Chocolate Hearts at the Slate
You don’t see a lot of plays about characters at the end of an arc. Or at least that’s not where they start out. Everyone does seem to start there though in all three plays by John Ruoff going under the title Chocolate Hearts, produced by James Oliver Burrows’ World Stage now playing at the Slate.
In Confessions of the Cocoa Luna, three Americans have run away to Costa Rica late in life after things have hit dead ends. One is almost literally sleepwalking in the cabana while the other two, played by John Murray and Connie Murray, look back and forth between the moon and their regrets.
Murray and Murray basically reprise their roles in the second play, the eponymous Chocolate Hearts. Connie as two-time widow Meg becomes a sort of late-middle-age manic pixie dream girl who snaps John Murray as dentist Dr. Doug Smile (really) out of his funk. They meet in a cemetery where Doug has come to visit his wife’s grave. There is a sweet moment at the end where the doctor uses his dental incisiveness to uncover Meg’s scheme.

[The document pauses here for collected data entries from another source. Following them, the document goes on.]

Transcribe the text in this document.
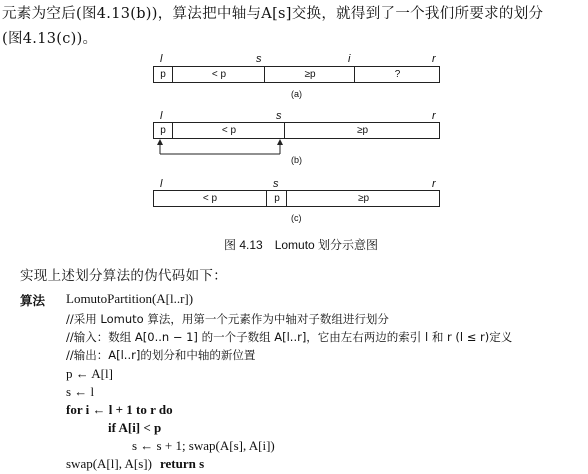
元素为空后(图4.13(b))，算法把中轴与A[s]交换，就得到了一个我们所要求的划分
(图4.13(c))。
l	s	i	r
p	< p	≥p	?
(a)
l	s	r
p	< p	≥p
(b)
l	s	r
< p	p	≥p
(c)
图 4.13　Lomuto 划分示意图
实现上述划分算法的伪代码如下：
算法 LomutoPartition(A[l..r])
//采用 Lomuto 算法，用第一个元素作为中轴对子数组进行划分
//输入：数组 A[0..n − 1] 的一个子数组 A[l..r]，它由左右两边的索引 l 和 r (l ≤ r)定义
//输出：A[l..r]的划分和中轴的新位置
p ← A[l]
s ← l
for i ← l + 1 to r do
if A[i] < p
s ← s + 1; swap(A[s], A[i])
swap(A[l], A[s]) return s
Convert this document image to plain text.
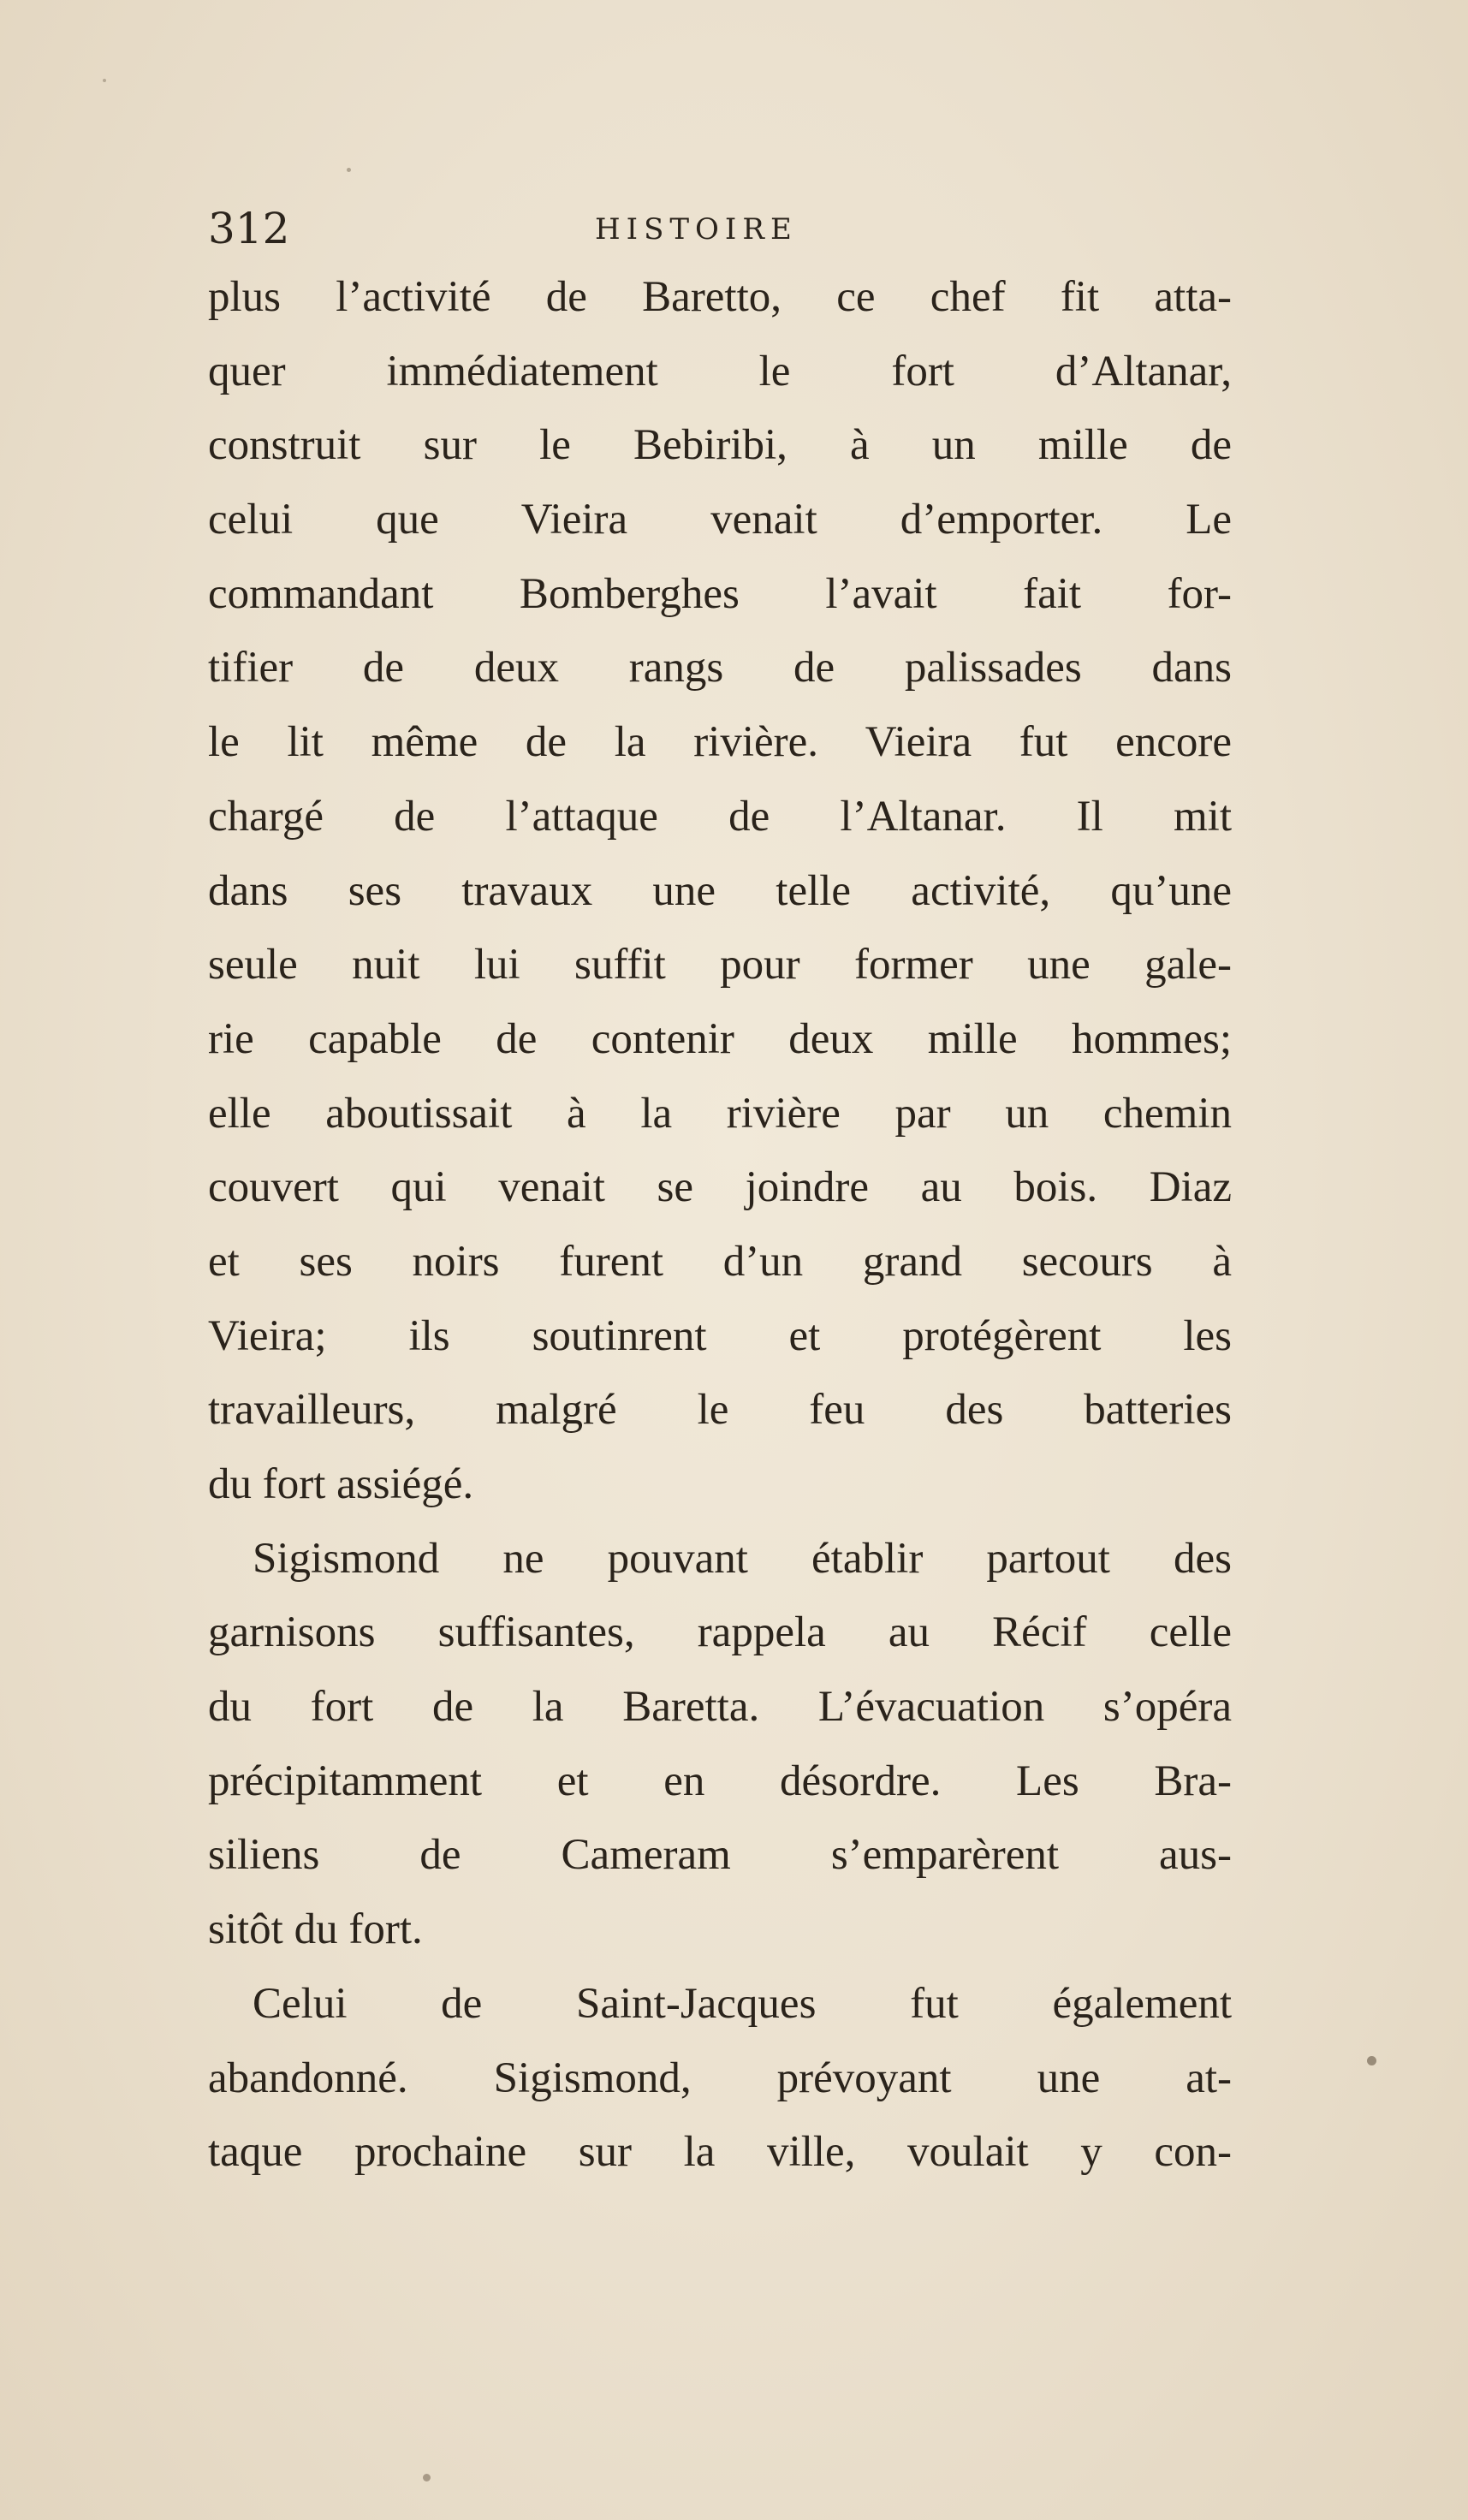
312	HISTOIRE
plus l’activité de Baretto, ce chef fit atta-
quer immédiatement le fort d’Altanar,
construit sur le Bebiribi, à un mille de
celui que Vieira venait d’emporter. Le
commandant Bomberghes l’avait fait for-
tifier de deux rangs de palissades dans
le lit même de la rivière. Vieira fut encore
chargé de l’attaque de l’Altanar. Il mit
dans ses travaux une telle activité, qu’une
seule nuit lui suffit pour former une gale-
rie capable de contenir deux mille hommes;
elle aboutissait à la rivière par un chemin
couvert qui venait se joindre au bois. Diaz
et ses noirs furent d’un grand secours à
Vieira; ils soutinrent et protégèrent les
travailleurs, malgré le feu des batteries
du fort assiégé.
Sigismond ne pouvant établir partout des
garnisons suffisantes, rappela au Récif celle
du fort de la Baretta. L’évacuation s’opéra
précipitamment et en désordre. Les Bra-
siliens de Cameram s’emparèrent aus-
sitôt du fort.
Celui de Saint-Jacques fut également
abandonné. Sigismond, prévoyant une at-
taque prochaine sur la ville, voulait y con-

Ruoff writes dense, witty dialogue with plenty of humor and flat out jokes mixed into the repartee. When the actors get going it sort of sweeps you away. And they really get going in the third play, Bitter Sweet.

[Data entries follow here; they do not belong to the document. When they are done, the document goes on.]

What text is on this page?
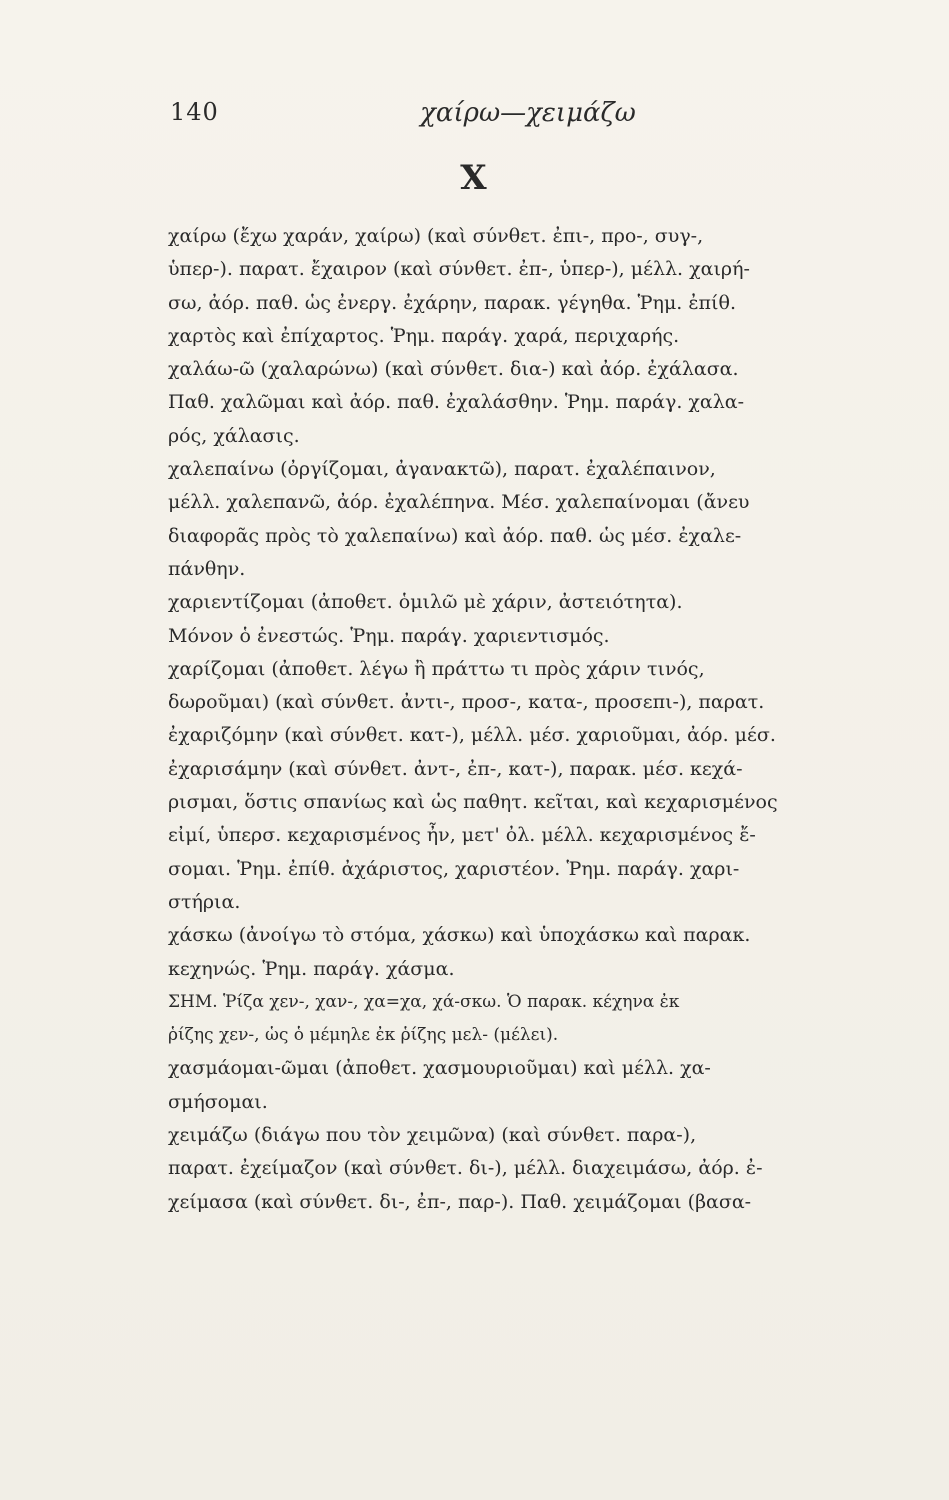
140	χαίρω—χειμάζω
X
χαίρω (ἔχω χαράν, χαίρω) (καὶ σύνθετ. ἐπι-, προ-, συγ-,
ὑπερ-). παρατ. ἔχαιρον (καὶ σύνθετ. ἐπ-, ὑπερ-), μέλλ. χαιρή-
σω, ἀόρ. παθ. ὡς ἐνεργ. ἐχάρην, παρακ. γέγηθα. Ῥημ. ἐπίθ.
χαρτὸς καὶ ἐπίχαρτος. Ῥημ. παράγ. χαρά, περιχαρής.
χαλάω-ῶ (χαλαρώνω) (καὶ σύνθετ. δια-) καὶ ἀόρ. ἐχάλασα.
Παθ. χαλῶμαι καὶ ἀόρ. παθ. ἐχαλάσθην. Ῥημ. παράγ. χαλα-
ρός, χάλασις.
χαλεπαίνω (ὀργίζομαι, ἀγανακτῶ), παρατ. ἐχαλέπαινον,
μέλλ. χαλεπανῶ, ἀόρ. ἐχαλέπηνα. Μέσ. χαλεπαίνομαι (ἄνευ
διαφορᾶς πρὸς τὸ χαλεπαίνω) καὶ ἀόρ. παθ. ὡς μέσ. ἐχαλε-
πάνθην.
χαριεντίζομαι (ἀποθετ. ὁμιλῶ μὲ χάριν, ἀστειότητα).
Μόνον ὁ ἐνεστώς. Ῥημ. παράγ. χαριεντισμός.
χαρίζομαι (ἀποθετ. λέγω ἢ πράττω τι πρὸς χάριν τινός,
δωροῦμαι) (καὶ σύνθετ. ἀντι-, προσ-, κατα-, προσεπι-), παρατ.
ἐχαριζόμην (καὶ σύνθετ. κατ-), μέλλ. μέσ. χαριοῦμαι, ἀόρ. μέσ.
ἐχαρισάμην (καὶ σύνθετ. ἀντ-, ἐπ-, κατ-), παρακ. μέσ. κεχά-
ρισμαι, ὅστις σπανίως καὶ ὡς παθητ. κεῖται, καὶ κεχαρισμένος
εἰμί, ὑπερσ. κεχαρισμένος ἦν, μετ' ὀλ. μέλλ. κεχαρισμένος ἔ-
σομαι. Ῥημ. ἐπίθ. ἀχάριστος, χαριστέον. Ῥημ. παράγ. χαρι-
στήρια.
χάσκω (ἀνοίγω τὸ στόμα, χάσκω) καὶ ὑποχάσκω καὶ παρακ.
κεχηνώς. Ῥημ. παράγ. χάσμα.
ΣΗΜ. Ῥίζα χεν-, χαν-, χα=χα, χά-σκω. Ὁ παρακ. κέχηνα ἐκ
ῥίζης χεν-, ὡς ὁ μέμηλε ἐκ ῥίζης μελ- (μέλει).
χασμάομαι-ῶμαι (ἀποθετ. χασμουριοῦμαι) καὶ μέλλ. χα-
σμήσομαι.
χειμάζω (διάγω που τὸν χειμῶνα) (καὶ σύνθετ. παρα-),
παρατ. ἐχείμαζον (καὶ σύνθετ. δι-), μέλλ. διαχειμάσω, ἀόρ. ἐ-
χείμασα (καὶ σύνθετ. δι-, ἐπ-, παρ-). Παθ. χειμάζομαι (βασα-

But at first, the dialogue has to wait. Bitter Sweet opens with a show within the show, a ten-minute silent clown act by Finney and Feeney, a vaudeville comedy team. Leah Carrell as Finney and David Hayes as Feeny pull it off wonderfully, stealing each other’s hats, fooling around with a cigar and a cigarette lighter such that neither one ever has both. Feeny chases after a staggering Finney with a beach chair, trying (and failing) to make sure she lands in it instead of on the ground. It’s pure physical comedy and I demand to see more of it!
The show takes off when the clown act ends and the pair are backstage afterward. Finney has refused to take a bow at the end of the show. Feeny confronts her and that leads the two to talking about what they have been doing all these years as a team, and what kind of team are they anyway. Finney wants out. Feeny is stuck.

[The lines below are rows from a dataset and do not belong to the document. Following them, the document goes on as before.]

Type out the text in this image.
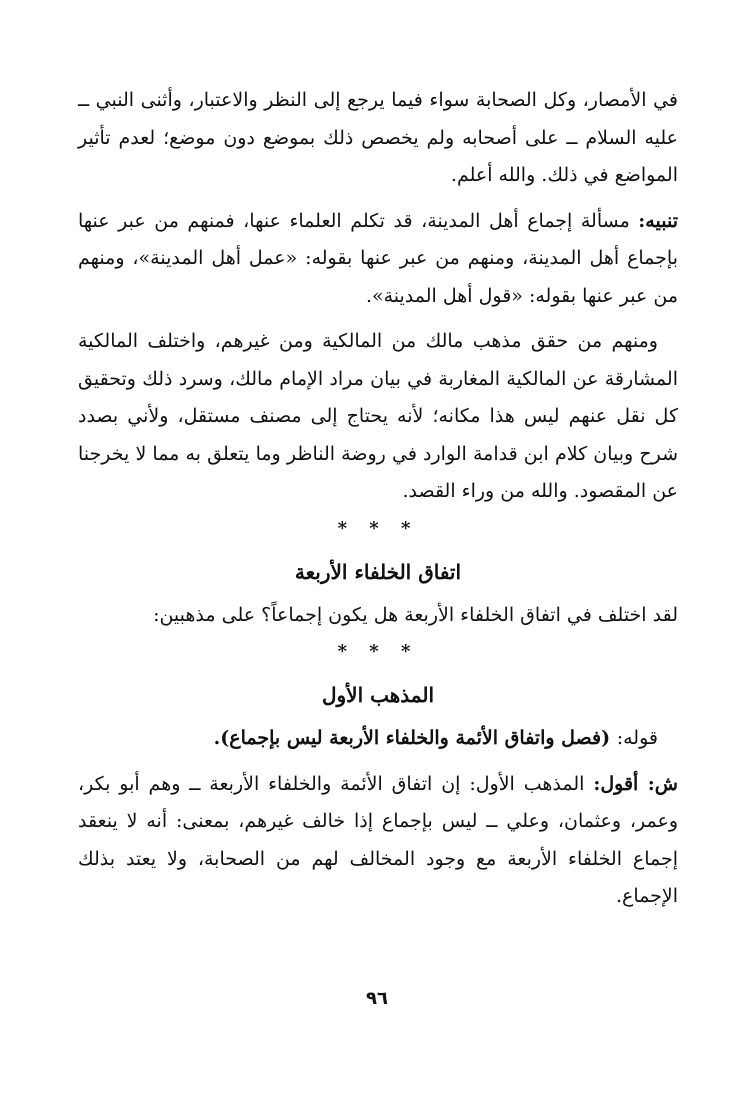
في الأمصار، وكل الصحابة سواء فيما يرجع إلى النظر والاعتبار، وأثنى النبي ــ عليه السلام ــ على أصحابه ولم يخصص ذلك بموضع دون موضع؛ لعدم تأثير المواضع في ذلك. والله أعلم.

تنبيه: مسألة إجماع أهل المدينة، قد تكلم العلماء عنها، فمنهم من عبر عنها بإجماع أهل المدينة، ومنهم من عبر عنها بقوله: «عمل أهل المدينة»، ومنهم من عبر عنها بقوله: «قول أهل المدينة».

ومنهم من حقق مذهب مالك من المالكية ومن غيرهم، واختلف المالكية المشارقة عن المالكية المغاربة في بيان مراد الإمام مالك، وسرد ذلك وتحقيق كل نقل عنهم ليس هذا مكانه؛ لأنه يحتاج إلى مصنف مستقل، ولأني بصدد شرح وبيان كلام ابن قدامة الوارد في روضة الناظر وما يتعلق به مما لا يخرجنا عن المقصود. والله من وراء القصد.

* * *
اتفاق الخلفاء الأربعة

لقد اختلف في اتفاق الخلفاء الأربعة هل يكون إجماعاً؟ على مذهبين:

* * *
المذهب الأول

قوله: (فصل واتفاق الأئمة والخلفاء الأربعة ليس بإجماع).

ش: أقول: المذهب الأول: إن اتفاق الأئمة والخلفاء الأربعة ــ وهم أبو بكر، وعمر، وعثمان، وعلي ــ ليس بإجماع إذا خالف غيرهم، بمعنى: أنه لا ينعقد إجماع الخلفاء الأربعة مع وجود المخالف لهم من الصحابة، ولا يعتد بذلك الإجماع.

٩٦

Hayes and Carrell take Ruoff’s dialogue and make it so real. With all of the jokes and zingers and banter, it could have been easy to lose the depth of what’s really going on between the two. But the actors keep all of the comedy and all of the heart. By the end, it’s clear what will become of the vaudeville act. It’s at the end of its arc. But maybe a new one is beginning?
Bitter Sweet is a gem. I think it could really go places. See it now so you can say you saw it when.